What's the deal with night sweats?
While sweating the bed isn’t quite as embarrassing as wetting the bed, it can leave your sheets swampy enough to gross you out and leave you perplexed. What's the deal with this excessive, nocturnal skin-leaking? How could a person possibly produce this much sweat without exerting any energy? Before you get all judgmental about it (or if you're cowering in shame because this is you), know that there are couple of different reasonable explanations for your or your sleeping partner's night sweats.
First, Human Perspiration 101: Sweating when you’re hot or exercising is normal and healthy. “The body cools itself off when overheated by sweating,” says Fayne Frey, New York City-based dermatologist, explains. “The nervous system automatically triggers the sweat glands to produce sweat. As the sweat evaporates, it cools the body. This process can also occur with anxiety.”
Sweating more than one would be expected to — considering ambient temperature, physical activity, or stress — can be an indication of a medical condition called hyperhidrosis. About 3% of Americans have hyperhidrosis, so it’s not that unusual, but it can be really uncomfortable. “Some individuals sweat so much that is soaks through clothes,” Frey says. “It can be an extremely annoying condition and very embarrassing to some.”
Night sweating, in itself, isn’t a separate condition; it’s just hyperhidrosis that happens at night. “The term ‘night sweating’ is not a medical term,” says Frey, “but rather a layperson’s term used for increased sweating at night.” But why are we noticing it at night? Frey says that the phenomenon could be environmental more than anything. “People who sleep with heavy comforters or keep their bedrooms too warm may complain of increased perspiration at night,” she says.
Also, what we’re all calling “night sweats," could, in some cases, just be folks using the bedding that’s not appropriate for them. Or, perhaps, folks who sleep together are using sheets and blankets that are right for one partner and wrong for the other and one person is getting blamed for sweating the bed. Sorry, every ex of mine, I really thought it was you.
The most common type of this condition, Primary focal hyperhidrosis, involves excessive sweating from a few different parts of your body. Doctors still aren’t sure what causes it, but Frey tells me that there seems to be a hereditary component (cool, another thing you can blame your parents for) and that it’s usually confined to the hands, feet, groin, armpits, and sometimes under the breasts.
A note to the people who never go to the doctor: There are a few not-so-innocuous underlying reasons for excessive puddles of sweat in your bed.

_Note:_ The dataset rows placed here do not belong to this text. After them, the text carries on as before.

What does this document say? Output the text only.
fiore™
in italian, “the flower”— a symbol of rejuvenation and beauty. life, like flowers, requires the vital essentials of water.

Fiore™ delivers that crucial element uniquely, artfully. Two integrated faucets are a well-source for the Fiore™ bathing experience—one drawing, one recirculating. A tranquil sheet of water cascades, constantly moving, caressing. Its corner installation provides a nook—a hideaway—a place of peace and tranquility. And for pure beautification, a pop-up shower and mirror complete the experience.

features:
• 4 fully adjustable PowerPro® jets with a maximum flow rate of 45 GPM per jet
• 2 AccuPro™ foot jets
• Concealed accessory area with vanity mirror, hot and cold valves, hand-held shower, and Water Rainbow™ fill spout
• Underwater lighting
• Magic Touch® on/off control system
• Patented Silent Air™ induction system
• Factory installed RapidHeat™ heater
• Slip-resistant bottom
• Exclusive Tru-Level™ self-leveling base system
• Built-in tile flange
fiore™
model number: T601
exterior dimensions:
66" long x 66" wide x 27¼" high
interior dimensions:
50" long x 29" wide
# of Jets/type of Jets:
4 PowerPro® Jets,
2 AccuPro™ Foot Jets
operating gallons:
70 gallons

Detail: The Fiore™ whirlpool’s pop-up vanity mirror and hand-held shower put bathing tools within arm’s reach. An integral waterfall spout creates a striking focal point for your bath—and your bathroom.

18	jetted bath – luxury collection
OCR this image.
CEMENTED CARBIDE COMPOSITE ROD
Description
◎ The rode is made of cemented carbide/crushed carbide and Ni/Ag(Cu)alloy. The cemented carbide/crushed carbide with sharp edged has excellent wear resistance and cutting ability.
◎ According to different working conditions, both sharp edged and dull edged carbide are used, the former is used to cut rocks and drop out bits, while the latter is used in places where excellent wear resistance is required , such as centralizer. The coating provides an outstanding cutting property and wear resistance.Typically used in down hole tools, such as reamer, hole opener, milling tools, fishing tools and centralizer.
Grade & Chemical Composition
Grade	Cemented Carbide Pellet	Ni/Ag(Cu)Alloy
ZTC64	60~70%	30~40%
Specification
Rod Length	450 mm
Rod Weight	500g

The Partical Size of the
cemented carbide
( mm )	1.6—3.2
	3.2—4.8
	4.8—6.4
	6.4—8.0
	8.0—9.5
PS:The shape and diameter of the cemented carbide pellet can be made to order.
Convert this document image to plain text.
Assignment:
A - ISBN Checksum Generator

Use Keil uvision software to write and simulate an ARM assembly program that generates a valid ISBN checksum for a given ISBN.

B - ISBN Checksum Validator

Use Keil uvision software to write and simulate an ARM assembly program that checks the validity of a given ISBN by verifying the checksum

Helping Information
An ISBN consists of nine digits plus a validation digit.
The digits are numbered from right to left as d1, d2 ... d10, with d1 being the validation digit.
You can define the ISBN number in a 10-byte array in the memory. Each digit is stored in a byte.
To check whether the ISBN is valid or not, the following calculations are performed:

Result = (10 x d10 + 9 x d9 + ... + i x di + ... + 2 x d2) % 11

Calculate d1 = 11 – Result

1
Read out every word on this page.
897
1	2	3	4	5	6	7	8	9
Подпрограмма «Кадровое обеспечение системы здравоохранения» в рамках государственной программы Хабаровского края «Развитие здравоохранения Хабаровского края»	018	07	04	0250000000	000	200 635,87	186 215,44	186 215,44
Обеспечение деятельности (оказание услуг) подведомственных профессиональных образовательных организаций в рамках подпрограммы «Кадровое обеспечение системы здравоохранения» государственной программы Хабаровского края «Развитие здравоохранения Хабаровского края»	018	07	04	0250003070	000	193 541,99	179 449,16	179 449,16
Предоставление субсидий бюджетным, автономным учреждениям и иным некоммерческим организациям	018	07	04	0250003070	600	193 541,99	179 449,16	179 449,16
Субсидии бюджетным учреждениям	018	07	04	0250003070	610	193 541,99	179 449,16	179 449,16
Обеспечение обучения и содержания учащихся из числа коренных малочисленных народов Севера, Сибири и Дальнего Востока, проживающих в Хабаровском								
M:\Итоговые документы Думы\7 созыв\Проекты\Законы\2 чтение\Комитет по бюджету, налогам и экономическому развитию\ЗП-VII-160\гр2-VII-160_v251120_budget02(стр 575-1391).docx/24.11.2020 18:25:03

While stress is not likely a cause of hyperhidrosis, it certainly seems to aggravate it, so people with this condition might get sweaty at the prospect of getting sweaty. “I had a patient who was a salesman and had to shake hands as he met people for work,” Frey says. “But just the thought of shaking someone’s hand caused him to sweat so much I could see the sweat droplets dripping from his palms when we as we talked.” This poor dude appeared to have double-sweaty-palm syndrome.
I have a friend with hyperhidrosis, and she avoids shaking hands because she’s scared that her sweaty palms will freak people out or that they will think she’s sick and contagious. Although there are serious contagious infections that may cause excessive sweating, the majority of healthy people who manage this condition are not contagious.
A note to the people who never go to the doctor: There are a few not-so-innocuous underlying reasons for excessive puddles of sweat in your bed. It could be a sign of diabetes, menopause (hot flashes), thyroid conditions, or it could be a reaction to a medication you’re on, Frey says. This is called secondary hyperhidrosis — when excessive sweating not the main condition, but instead is a symptom of another, usually more serious condition. So, if you’re sleeping next to someone who’s super sweaty, it’s probably not a big deal, but they should see a doctor just to rule out anything serious, says Frey.
So what should people with night sweats do to make their lives a little drier? There are anticholinergic medications (pills that make you sweat less), but they require a prescription and a doctor’s supervision. Holistically, Frey suggests that staying hydrated, sleeping in a cool environment, using linens made of breathable materials, and avoiding heavy blankets could help.
There are also a lot of lightweight blankets out there designed specifically to be cooling, such as Buffy (the blanket that claims to be the most comfortable comforter on earth) and Sheex, if you’re in the position to drop a little more money. There are also some electric cooling blankets, pillows, and mattress pads on the market if you want to get high-tech about it.
I don’t sweat that much, period, but I kind of want one of these anyway since they look extremely cozy. And it can’t hurt to keep one around the house, just in case my next ex is a sweaty one, too.